Most surveys are tied to Fred Reichheld’s Net Promoter Score, or NPS, which measures how likely a customer is to recommend the brand to friends and family. It has been the most popular way to measure customer experience, but it’s arguably outdated.

When it was created it didn’t account for the explosion of digital customer experiences.

Reichheld also agreed that many customer service managers find contact center agents gaming the system; with their pay tied to NPS, it’s not uncommon for agents to only seek high scores.

As customers’ preferences change and brands adjust their CX strategies, metrics have never been more critical. And it raises an important question for CX pros: does Net Promoter Score actually improve the customer experience? If it doesn’t, what metric is right for you?

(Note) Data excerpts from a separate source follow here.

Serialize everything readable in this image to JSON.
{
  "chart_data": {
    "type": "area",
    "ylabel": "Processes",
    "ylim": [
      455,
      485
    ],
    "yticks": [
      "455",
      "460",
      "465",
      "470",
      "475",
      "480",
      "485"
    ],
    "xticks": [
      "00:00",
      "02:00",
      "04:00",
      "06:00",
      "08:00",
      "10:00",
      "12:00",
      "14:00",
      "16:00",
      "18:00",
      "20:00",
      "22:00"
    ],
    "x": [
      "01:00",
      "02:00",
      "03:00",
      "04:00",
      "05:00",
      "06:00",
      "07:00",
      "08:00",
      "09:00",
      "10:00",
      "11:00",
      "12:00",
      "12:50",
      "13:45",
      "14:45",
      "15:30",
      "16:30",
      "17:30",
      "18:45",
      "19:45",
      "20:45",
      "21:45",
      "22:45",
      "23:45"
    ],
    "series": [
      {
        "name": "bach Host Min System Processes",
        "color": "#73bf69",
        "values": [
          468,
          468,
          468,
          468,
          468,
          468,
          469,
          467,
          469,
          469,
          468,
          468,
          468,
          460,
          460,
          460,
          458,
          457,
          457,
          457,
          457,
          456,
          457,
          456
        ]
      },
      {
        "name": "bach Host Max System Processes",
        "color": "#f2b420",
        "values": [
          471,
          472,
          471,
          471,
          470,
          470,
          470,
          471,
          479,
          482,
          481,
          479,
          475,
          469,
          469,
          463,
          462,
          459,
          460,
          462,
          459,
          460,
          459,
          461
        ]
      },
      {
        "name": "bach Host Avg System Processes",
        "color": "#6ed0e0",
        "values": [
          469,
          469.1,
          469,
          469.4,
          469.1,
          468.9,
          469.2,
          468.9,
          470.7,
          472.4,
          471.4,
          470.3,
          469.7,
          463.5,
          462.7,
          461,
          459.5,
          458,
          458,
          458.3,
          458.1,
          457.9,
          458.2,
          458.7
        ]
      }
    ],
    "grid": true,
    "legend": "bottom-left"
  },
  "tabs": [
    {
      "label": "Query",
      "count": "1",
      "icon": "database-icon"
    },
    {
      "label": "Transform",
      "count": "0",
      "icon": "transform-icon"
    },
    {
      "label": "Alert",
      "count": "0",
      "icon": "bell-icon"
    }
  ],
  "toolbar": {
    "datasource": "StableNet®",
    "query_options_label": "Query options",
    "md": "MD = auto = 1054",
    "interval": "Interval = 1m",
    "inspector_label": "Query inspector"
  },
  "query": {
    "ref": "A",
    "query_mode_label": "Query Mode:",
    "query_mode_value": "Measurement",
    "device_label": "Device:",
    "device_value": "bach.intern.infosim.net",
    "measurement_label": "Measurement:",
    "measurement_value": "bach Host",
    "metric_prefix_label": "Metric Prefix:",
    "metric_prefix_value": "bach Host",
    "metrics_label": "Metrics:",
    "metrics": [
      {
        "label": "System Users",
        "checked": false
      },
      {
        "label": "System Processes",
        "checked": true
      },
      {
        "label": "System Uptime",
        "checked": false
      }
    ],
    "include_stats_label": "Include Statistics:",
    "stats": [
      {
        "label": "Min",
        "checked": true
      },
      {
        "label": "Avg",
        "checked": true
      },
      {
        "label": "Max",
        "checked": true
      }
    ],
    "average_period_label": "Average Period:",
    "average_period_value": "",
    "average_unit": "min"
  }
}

When I posed this question to my 31K LinkedIn followers, a frequent response was that many people don’t mind answering surveys if they know the company will actually do something with the response. To many customers, an NPS survey comes across as a way for the brand to check a box, get a number, and move on.

Even the Los Angeles Times, reports have found that quick customer surveys like NPS aren’t reliable because the questions are often unclear or the answers feel coerced. The Los Angeles Times reports, “What was once a plodding exercise involving handwritten documents and postage stamps has evolved into a juggernaut that administers real-time ratings via screen taps and interprets them through artificial intelligence.”

When customers don’t want to get employees into trouble or impact their livelihood, they rate an interaction higher than it was.

The big question is if the company is customer-centric, or not. But so few companies are customer-centric over being product-centric. Like with any failed relationship, the company has done too little too late for the customer.

If Not NPS Surveys, Then What?

That’s not to say that all NPS surveys are bad or losing value. There’s a reason NPS continues to be the most common CX metric—it’s simple to track and understand and can gauge the success of a company’s CX efforts with a quick glance.

But that doesn’t mean it tells the complete story.

Tracking other metrics instead of asking customers to complete short surveys can provide valuable insights into how customers act, not just how they think.

A customer may say they like your brand, but that sentiment is meaningless if they never make a purchase or engage.

Instead of (or perhaps, in addition to) sending short NPS surveys, brands can leverage other data, such as looking at if usage went up or purchases increased after calling the contact center.

Metrics like Retention and Customer Effort Score (CES) provide actionable insights that point companies toward areas of improvement. NPS can be low for many reasons, but when CES falls, brands know exactly how they can improve the experience.

On my podcast, The Modern Customer, I recently interviewed Chris Goosens, SVP of Customer Experience at FedEx Europe. Her company uses a variety of surveys to get different types of data. But Chris also told me this: “Data is one thing. Doing something with that data, that’s the key. A lot of companies have to get going with not just surveying customers but doing something about what it is that they’re saying.”

NPS surveys have long been the standard to track CX metrics. But as customers change, perhaps it’s time that metrics and surveys change as well.

Feedback and data are crucial to building a strong customer experience. But to make the most of customer insights, brands need to be genuinely curious about the customer’s experience and dig into data instead of wasting customers’ time and just checking a box. Thinking strategically about balancing customer feedback and valuing their time can yield incredible results.